The Anyrisks assessment also included specific COSHH guidance for each cleaning chemical (with space to record the product name and hazard classification), manual handling guidance specific to mop buckets (weight when full, technique for lifting over thresholds), and slip risk controls for wet floors in unoccupied buildings (warning signs, drying time, appropriate footwear). The contractor adopted the Anyrisks assessment, implemented the recommended controls, and the assessment was reviewed and accepted by the client's health and safety manager without amendment.
The Future of AI Accuracy in Risk Assessment
Purpose-built AI for UK risk assessment is still a maturing technology. The current generation of systems — including Anyrisks — can reliably generate suitable and sufficient assessments for common, well-documented activities. Accuracy is highest for sectors with extensive HSE guidance (construction, healthcare, education, hospitality) and lowest for niche or emerging industries where training data is scarce.
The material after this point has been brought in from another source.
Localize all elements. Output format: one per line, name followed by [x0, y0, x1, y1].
Future improvements are likely to include real-time integration with HSE guidance databases, so that assessments automatically incorporate the latest legal changes; image recognition to identify hazards from site photographs uploaded by the user; and predictive risk scoring based on historical accident data for similar activities. However, the core requirement — that a competent person reviews and adopts the assessment — will remain. AI will become faster, more comprehensive, and more accurate, but it will not eliminate the employer's legal duty to assess and manage risk.